Wurde der Galeria- und KaDeWe-Investor politisch begünstigt? Dazu werden im Parlament viele Fragen, aber wenige Antworten erwartet. Denn für Benko steht juristisch viel auf dem Spiel.
Benko im U-Ausschuss: Der Signa-Gründer und die Politik

Die Beziehungen von René Benko zur Politik werden nun von einem Untersuchungsausschuss im österreichischen Parlament untersucht. Der mit Spannung erwartete Auftritt gibt dem österreichischen Investor die Möglichkeit, endlich sein Schweigen über den Niedergang seiner Immobilien- und Handelsgruppe Signa zu brechen. Sowohl sein Anwalt als auch die Abgeordneten gehen jedoch davon aus, dass Benko wenig sagen wird, um sich vor strafrechtlichen Konsequenzen zu schützen.
Der U-Ausschuss prüft die angebliche Bevorzugung politisch gut vernetzter Milliardäre durch die konservative Kanzlerpartei ÖVP. Benkos enge Verbindungen zum ehemaligen Kanzler und Ex-ÖVP-Chef Sebastian Kurz sowie zu früheren hochrangigen Politikern anderer Parteien sind bekannt.
«Wer hat sich von ihm blenden lassen?»
Die mit der ÖVP regierenden Grünen wollen im Ausschuss wissen, welche Politiker Benko einst stützten, und wie seine Signa-Gruppe zusammenbrechen konnte. «Wer hat sich von ihm blenden lassen?

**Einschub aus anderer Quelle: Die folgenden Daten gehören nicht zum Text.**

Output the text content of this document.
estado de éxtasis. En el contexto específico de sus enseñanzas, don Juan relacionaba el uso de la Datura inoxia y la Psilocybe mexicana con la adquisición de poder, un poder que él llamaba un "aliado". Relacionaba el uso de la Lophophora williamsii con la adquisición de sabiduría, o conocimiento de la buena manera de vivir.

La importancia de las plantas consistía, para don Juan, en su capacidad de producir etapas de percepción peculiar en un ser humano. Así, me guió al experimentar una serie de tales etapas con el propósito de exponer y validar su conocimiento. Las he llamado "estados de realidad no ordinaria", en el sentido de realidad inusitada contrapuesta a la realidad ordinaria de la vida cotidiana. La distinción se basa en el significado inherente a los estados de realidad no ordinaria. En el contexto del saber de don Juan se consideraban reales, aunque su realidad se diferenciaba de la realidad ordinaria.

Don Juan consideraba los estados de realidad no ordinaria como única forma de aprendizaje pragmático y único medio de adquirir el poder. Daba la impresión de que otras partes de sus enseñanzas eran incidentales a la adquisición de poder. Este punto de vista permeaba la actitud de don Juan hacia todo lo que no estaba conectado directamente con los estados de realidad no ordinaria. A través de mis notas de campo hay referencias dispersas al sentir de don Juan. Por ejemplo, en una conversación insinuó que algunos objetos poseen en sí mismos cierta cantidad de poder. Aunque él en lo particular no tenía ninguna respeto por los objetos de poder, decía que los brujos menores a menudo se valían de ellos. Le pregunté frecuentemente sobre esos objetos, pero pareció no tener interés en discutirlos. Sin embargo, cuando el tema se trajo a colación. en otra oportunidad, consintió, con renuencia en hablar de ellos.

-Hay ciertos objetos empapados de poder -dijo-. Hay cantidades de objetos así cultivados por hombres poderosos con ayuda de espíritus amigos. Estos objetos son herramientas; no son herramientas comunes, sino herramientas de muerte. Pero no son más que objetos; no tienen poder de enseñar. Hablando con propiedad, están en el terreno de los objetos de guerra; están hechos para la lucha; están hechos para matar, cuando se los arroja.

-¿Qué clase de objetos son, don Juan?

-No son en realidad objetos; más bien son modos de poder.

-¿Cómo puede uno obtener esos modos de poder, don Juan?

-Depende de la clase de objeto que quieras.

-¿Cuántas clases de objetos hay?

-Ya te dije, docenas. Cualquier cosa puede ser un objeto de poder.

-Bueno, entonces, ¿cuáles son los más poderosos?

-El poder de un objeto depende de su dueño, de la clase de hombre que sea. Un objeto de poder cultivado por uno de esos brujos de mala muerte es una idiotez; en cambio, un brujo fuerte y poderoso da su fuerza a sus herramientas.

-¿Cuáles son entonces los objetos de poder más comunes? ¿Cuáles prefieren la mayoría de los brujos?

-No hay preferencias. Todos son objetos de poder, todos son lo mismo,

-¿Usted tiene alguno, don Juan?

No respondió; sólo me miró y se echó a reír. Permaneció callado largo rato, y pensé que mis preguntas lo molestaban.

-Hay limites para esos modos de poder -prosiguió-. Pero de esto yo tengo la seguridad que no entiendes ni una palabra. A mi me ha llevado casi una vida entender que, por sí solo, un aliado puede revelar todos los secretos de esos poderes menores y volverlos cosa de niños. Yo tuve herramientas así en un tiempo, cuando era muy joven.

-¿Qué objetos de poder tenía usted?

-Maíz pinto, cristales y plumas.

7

Wer hat bei seinem Hütchenspiel mitgespielt?», sagte die Grünen-Abgeordnete Nina Tomaselli der dpa vor der Befragung. Die oppositionelle liberale Partei Neos interessiert sich hingegen vor allem für Benkos Beziehungen zu Steuerbehörden.
«Wen hat Benko mutmaßlich rechtswidrig beeinflusst, wo hat er interveniert? Diese Vorwürfe wollen wir beleuchten», sagte Neos-Abgeordneter Yannick Shetty der dpa. Der Sozialdemokrat Kai Jan Krainer will fragen, welche Politiker den einstigen Milliardär in dessen Anwesen in Innsbruck, am Arlberg und am Gardasee besucht haben.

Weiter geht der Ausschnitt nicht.